Duffy left Parnes in 1961, suffering from depression. However, he was introduced by a friend to the growing London blues club scene, and in 1963 teamed up with Graham Bond, Jack Bruce, Ginger Baker and John McLaughlin to record "I Saw Her Standing There", one of the first cover versions of a Beatles song. He continued to record for Parlophone Records through the 1960s, both as a solo artist, often backed by top session musicians, and with Alexis Korner’s Blues Incorporated, but the critical acclaim for his performances failed to be matched by sales.
Power also worked as a session musician, and played on the soundtrack of the 1969 film, The Italian Job.
In 1973 he finally released a solo album, Duffy Power on the GSF label, produced in conjunction with Andrew Loog Oldham and featuring Korner, Dana Gillespie and others.
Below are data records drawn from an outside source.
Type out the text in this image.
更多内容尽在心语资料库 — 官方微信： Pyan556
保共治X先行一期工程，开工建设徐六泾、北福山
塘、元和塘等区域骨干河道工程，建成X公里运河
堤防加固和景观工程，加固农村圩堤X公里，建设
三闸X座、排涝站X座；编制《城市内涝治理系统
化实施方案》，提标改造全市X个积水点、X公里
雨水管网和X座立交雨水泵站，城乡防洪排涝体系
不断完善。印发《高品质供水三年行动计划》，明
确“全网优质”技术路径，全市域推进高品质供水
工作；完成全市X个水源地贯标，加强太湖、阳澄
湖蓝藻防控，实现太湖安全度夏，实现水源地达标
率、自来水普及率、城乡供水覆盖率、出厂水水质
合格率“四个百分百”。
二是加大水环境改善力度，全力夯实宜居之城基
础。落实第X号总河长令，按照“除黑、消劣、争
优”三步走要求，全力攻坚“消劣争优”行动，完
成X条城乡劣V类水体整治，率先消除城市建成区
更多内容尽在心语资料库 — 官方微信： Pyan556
At around the same time, an album of tracks recorded in 1969 was issued on the Spark label. Although by this time he was widely recognised as an impressive singer, the albums again failed to sell.
For some years his problems were aggravated by drug use and he succumbed to mental illness. In the late 1980s he re-emerged, and some of his unreleased recordings from the 1960s were issued on CD in 2002 as Leapers and Sleepers.